Adalah Files Petition to Supreme Court Demanding Cancellation of Extension of Nationality and Entry into Israel Law as it Contradicts the Court’s Prior Decision

On 25 January 2007, Adalah submitted a petition to the Supreme Court of Israel demanding the cancellation of the extension of the Nationality and Entry into Israel Law (Temporary Order) – 2003 for a period of three months ending on 15 April 2007. The law denies Palestinian citizens of Israel the right to acquire any status in Israel for their Palestinian spouses from the Occupied Palestinian Territories (OPTs) solely on the basis of their national belonging. The petition was filed by Adalah Attorney Sawsan Zaher on behalf of two families harmed by the law: the Tabeli family from the town of Shafa’amr and the Sbihat family from the village of Salem, and in Adalah’s own name. The named respondents are the Interior Minister and the Attorney General.

Adalah argued that the extension of the law for three additional months contradicts the decision of the majority of justices of the Supreme Court in H.C. 7052/03, Adalah, et al., v. Minister of Interior, et al. delivered on 14 May 2006. Although the Supreme Court dismissed the petition, a majority of the justices decided that the National and Entry into Israel Law in its current form violates the constitutional right to family life and discriminates against Arab citizens of Israel by preventing them from living together in Israel with their family members from the OPTs. Therefore, the Court ruled that the law disproportionately violates the principle of equality. In addition, a majority of justices recommended in the decision that the state amend the law, so as to make it rely essentially on individual checks in order to evaluate the security risks posed by persons seeking to enter Israel for family unification purposes. Therefore, Adalah argued in the petition that the extension of the law’s validity constitutes a clear infringement of the Court’s decision, and a grave breach of the principles of the rule of law and the separation of powers.

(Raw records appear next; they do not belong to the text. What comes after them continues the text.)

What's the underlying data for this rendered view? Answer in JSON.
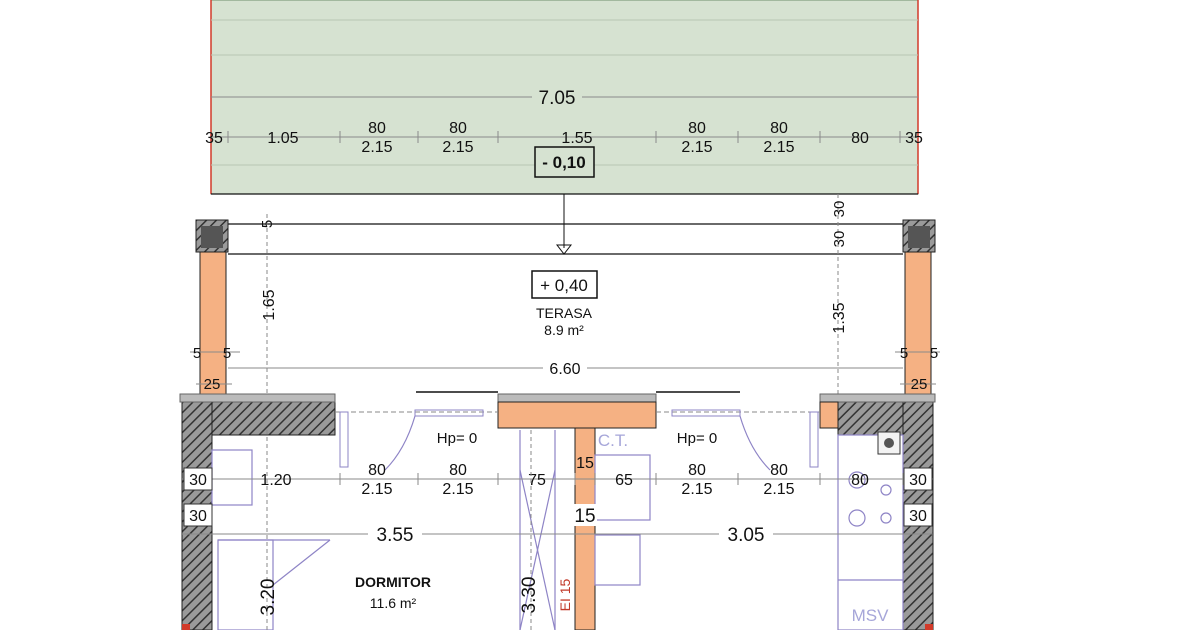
{
  "colors": {
    "terrace_fill": "#d6e2d1",
    "wall_fill": "#f5b183",
    "hatch": "#444444",
    "dim_line": "#8a8a8a",
    "furniture": "#8e84c6",
    "red_line": "#d23a2a"
  },
  "top": {
    "overall": "7.05",
    "dims": [
      "35",
      "1.05",
      "80",
      "80",
      "1.55",
      "80",
      "80",
      "80",
      "35"
    ],
    "heights": [
      "2.15",
      "2.15",
      "2.15",
      "2.15"
    ],
    "level_label": "- 0,10"
  },
  "terrace": {
    "level_label": "+ 0,40",
    "name": "TERASA",
    "area": "8.9 m²",
    "width": "6.60",
    "left_height": "1.65",
    "right_height": "1.35",
    "right_top": "30",
    "right_top2": "30",
    "small_left": "5",
    "side_5": [
      "5",
      "5",
      "5",
      "5"
    ],
    "side_25": [
      "25",
      "25"
    ]
  },
  "interior": {
    "hp_left": "Hp= 0",
    "hp_right": "Hp= 0",
    "ct": "C.T.",
    "dims": [
      "30",
      "1.20",
      "80",
      "80",
      "75",
      "15",
      "65",
      "80",
      "80",
      "80",
      "30"
    ],
    "heights": [
      "2.15",
      "2.15",
      "2.15",
      "2.15"
    ],
    "wall_30_left": "30",
    "wall_15": "15",
    "wall_30_right": "30",
    "left_width": "3.55",
    "right_width": "3.05",
    "left_height": "3.20",
    "mid_height": "3.30",
    "ei": "EI 15",
    "room_name": "DORMITOR",
    "room_area": "11.6 m²",
    "msv": "MSV"
  }
}
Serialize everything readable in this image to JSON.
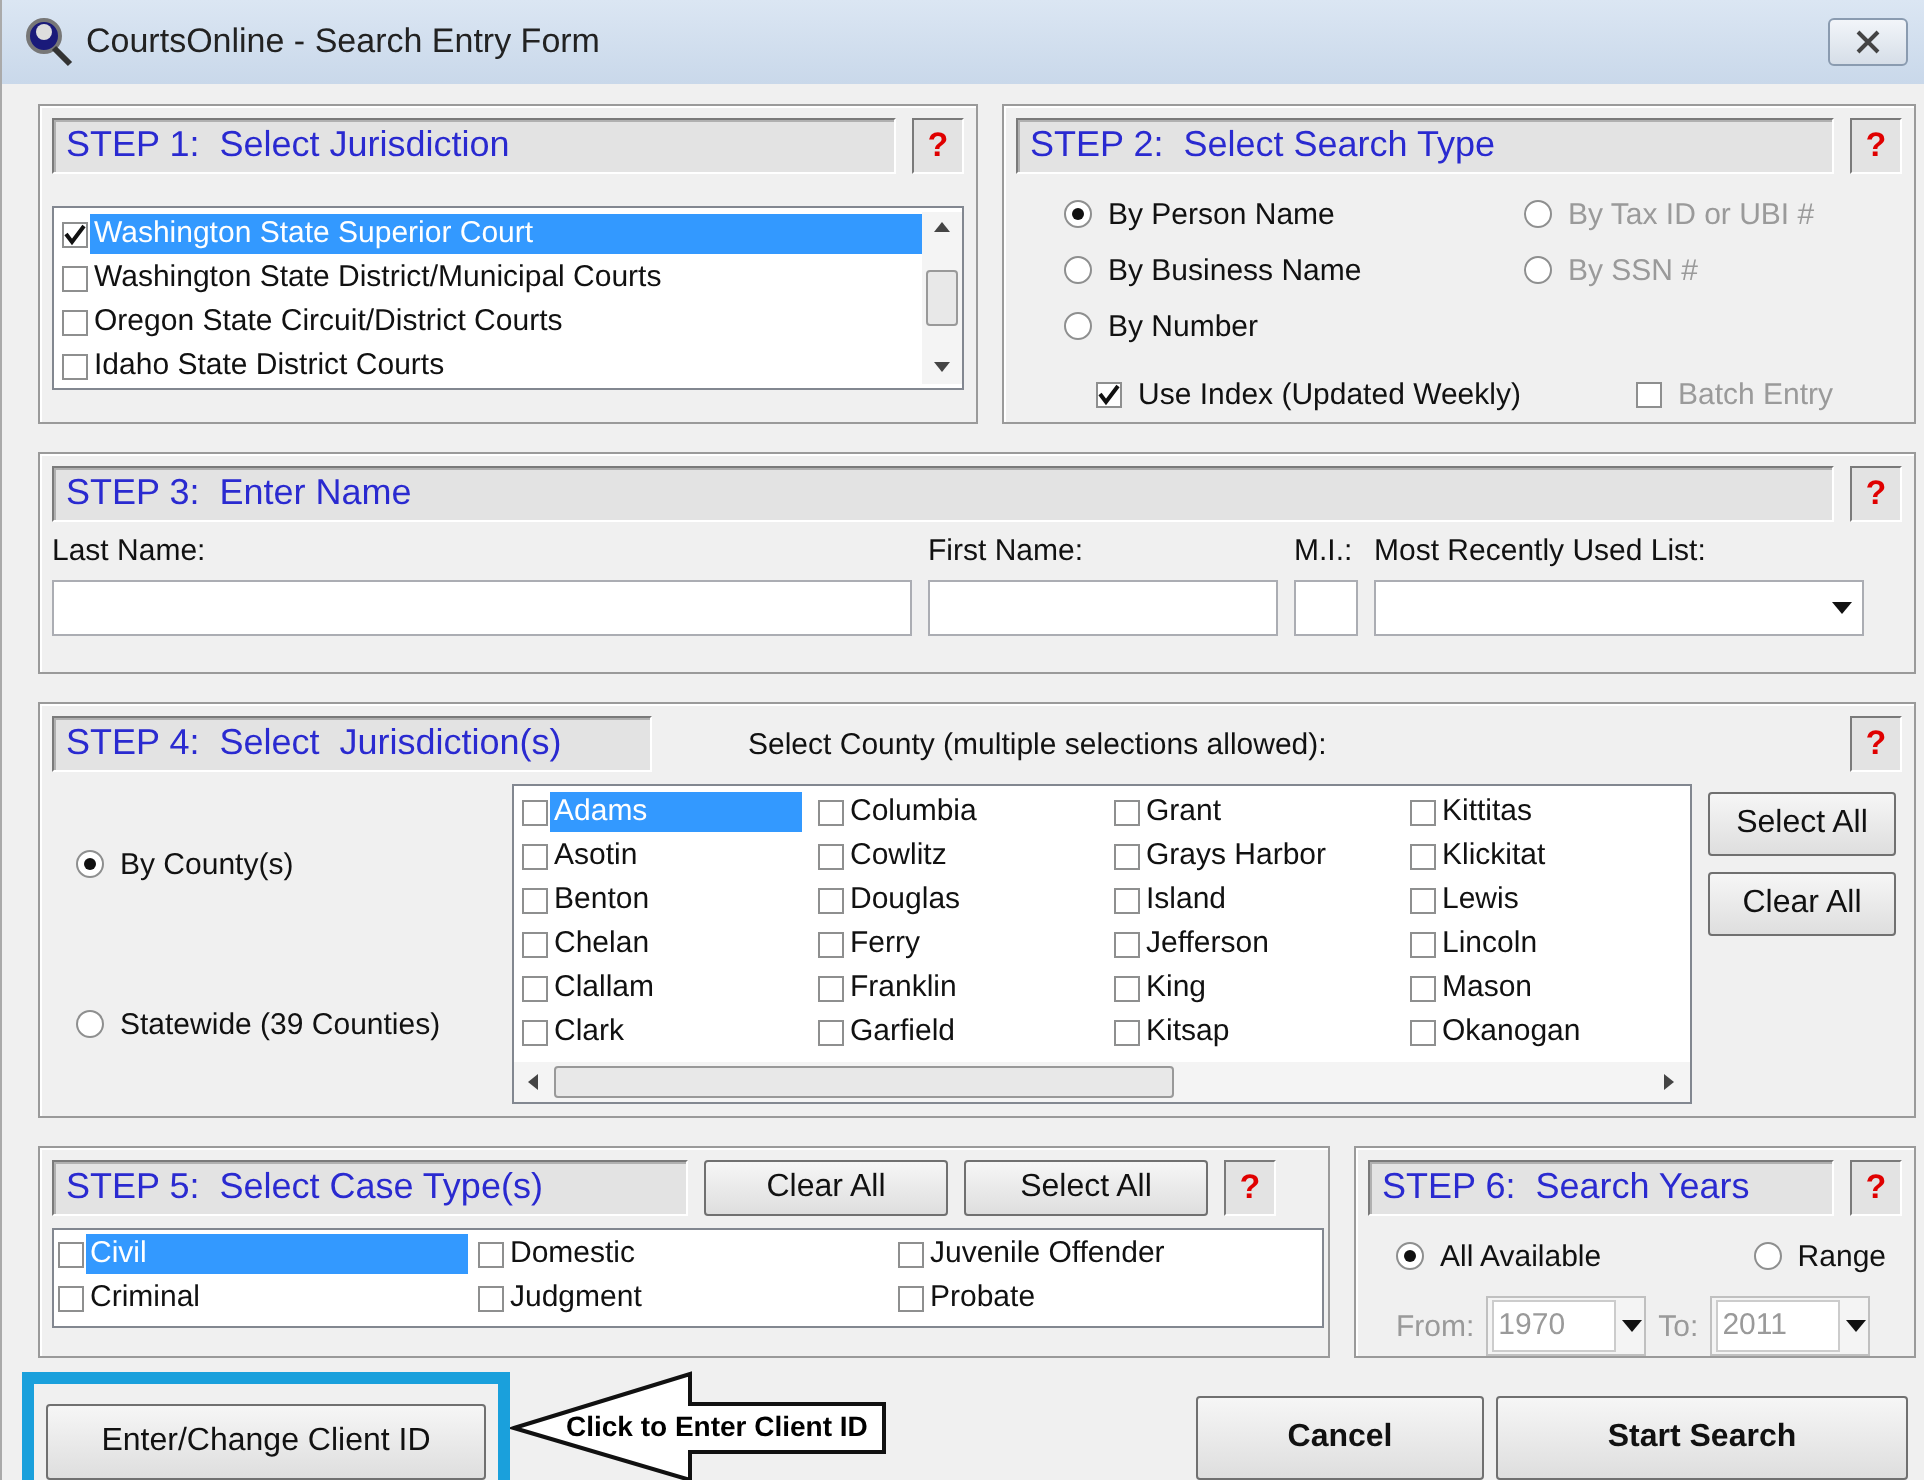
{
  "window": {
    "title": "CourtsOnline - Search Entry Form"
  },
  "step1": {
    "title": "STEP 1:  Select Jurisdiction",
    "help": "?",
    "items": [
      {
        "label": "Washington State Superior Court",
        "checked": true,
        "selected": true
      },
      {
        "label": "Washington State District/Municipal Courts",
        "checked": false,
        "selected": false
      },
      {
        "label": "Oregon State Circuit/District Courts",
        "checked": false,
        "selected": false
      },
      {
        "label": "Idaho State District Courts",
        "checked": false,
        "selected": false
      }
    ]
  },
  "step2": {
    "title": "STEP 2:  Select Search Type",
    "help": "?",
    "options": [
      {
        "label": "By Person Name",
        "selected": true,
        "disabled": false
      },
      {
        "label": "By Tax ID or UBI #",
        "selected": false,
        "disabled": true
      },
      {
        "label": "By Business Name",
        "selected": false,
        "disabled": false
      },
      {
        "label": "By SSN #",
        "selected": false,
        "disabled": true
      },
      {
        "label": "By Number",
        "selected": false,
        "disabled": false
      }
    ],
    "checkboxes": [
      {
        "label": "Use Index (Updated Weekly)",
        "checked": true,
        "disabled": false
      },
      {
        "label": "Batch Entry",
        "checked": false,
        "disabled": true
      }
    ]
  },
  "step3": {
    "title": "STEP 3:  Enter Name",
    "help": "?",
    "fields": [
      {
        "label": "Last Name:",
        "kind": "text"
      },
      {
        "label": "First Name:",
        "kind": "text"
      },
      {
        "label": "M.I.:",
        "kind": "text"
      },
      {
        "label": "Most Recently Used List:",
        "kind": "dropdown"
      }
    ]
  },
  "step4": {
    "title": "STEP 4:  Select  Jurisdiction(s)",
    "caption": "Select County (multiple selections allowed):",
    "help": "?",
    "scopes": [
      {
        "label": "By County(s)",
        "selected": true
      },
      {
        "label": "Statewide (39 Counties)",
        "selected": false
      }
    ],
    "counties": [
      {
        "label": "Adams",
        "checked": false,
        "selected": true
      },
      {
        "label": "Asotin",
        "checked": false,
        "selected": false
      },
      {
        "label": "Benton",
        "checked": false,
        "selected": false
      },
      {
        "label": "Chelan",
        "checked": false,
        "selected": false
      },
      {
        "label": "Clallam",
        "checked": false,
        "selected": false
      },
      {
        "label": "Clark",
        "checked": false,
        "selected": false
      },
      {
        "label": "Columbia",
        "checked": false,
        "selected": false
      },
      {
        "label": "Cowlitz",
        "checked": false,
        "selected": false
      },
      {
        "label": "Douglas",
        "checked": false,
        "selected": false
      },
      {
        "label": "Ferry",
        "checked": false,
        "selected": false
      },
      {
        "label": "Franklin",
        "checked": false,
        "selected": false
      },
      {
        "label": "Garfield",
        "checked": false,
        "selected": false
      },
      {
        "label": "Grant",
        "checked": false,
        "selected": false
      },
      {
        "label": "Grays Harbor",
        "checked": false,
        "selected": false
      },
      {
        "label": "Island",
        "checked": false,
        "selected": false
      },
      {
        "label": "Jefferson",
        "checked": false,
        "selected": false
      },
      {
        "label": "King",
        "checked": false,
        "selected": false
      },
      {
        "label": "Kitsap",
        "checked": false,
        "selected": false
      },
      {
        "label": "Kittitas",
        "checked": false,
        "selected": false
      },
      {
        "label": "Klickitat",
        "checked": false,
        "selected": false
      },
      {
        "label": "Lewis",
        "checked": false,
        "selected": false
      },
      {
        "label": "Lincoln",
        "checked": false,
        "selected": false
      },
      {
        "label": "Mason",
        "checked": false,
        "selected": false
      },
      {
        "label": "Okanogan",
        "checked": false,
        "selected": false
      }
    ],
    "buttons": [
      "Select All",
      "Clear All"
    ]
  },
  "step5": {
    "title": "STEP 5:  Select Case Type(s)",
    "buttons": [
      "Clear All",
      "Select All"
    ],
    "help": "?",
    "case_types": [
      {
        "label": "Civil",
        "checked": false,
        "selected": true
      },
      {
        "label": "Criminal",
        "checked": false,
        "selected": false
      },
      {
        "label": "Domestic",
        "checked": false,
        "selected": false
      },
      {
        "label": "Judgment",
        "checked": false,
        "selected": false
      },
      {
        "label": "Juvenile Offender",
        "checked": false,
        "selected": false
      },
      {
        "label": "Probate",
        "checked": false,
        "selected": false
      }
    ]
  },
  "step6": {
    "title": "STEP 6:  Search Years",
    "help": "?",
    "options": [
      {
        "label": "All Available",
        "selected": true
      },
      {
        "label": "Range",
        "selected": false
      }
    ],
    "from": {
      "label": "From:",
      "value": "1970",
      "disabled": true
    },
    "to": {
      "label": "To:",
      "value": "2011",
      "disabled": true
    }
  },
  "footer": {
    "client_button": "Enter/Change Client ID",
    "callout": "Click to Enter Client ID",
    "buttons": [
      "Cancel",
      "Start Search"
    ]
  }
}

Adalah further argued that this is not the first occasion on which the law has been extended: this represents the fifth extension since the issuance of a governmental decision in May 2002, the basic elements of which were enacted into law by the Knesset in July 2003. These repeated extensions render the so-called temporary law as a permanent law, despite the fact that it contradicts the Supreme Court’s decision issued seven months ago. Attorney Zaher contended in the petition that, “Five whole years of violating the constitutional rights to family life and equality, resulting in discrimination against Arab citizens of Israel, have passed. And all of this contradicts the decision of a majority of Supreme Court justices.”

Adalah demanded that the Court issue an injunction obliging the Interior Minister to refrain from applying the directives of the law in the cases of the Tabeli and Sbihat families, pending a final decision on the petition, because the extension of the law causes great and irreversible damage to them and violates their constitutional right to family life.

H.C. 830/07, Tabeli et al. v. The Minister of the Interior, et al.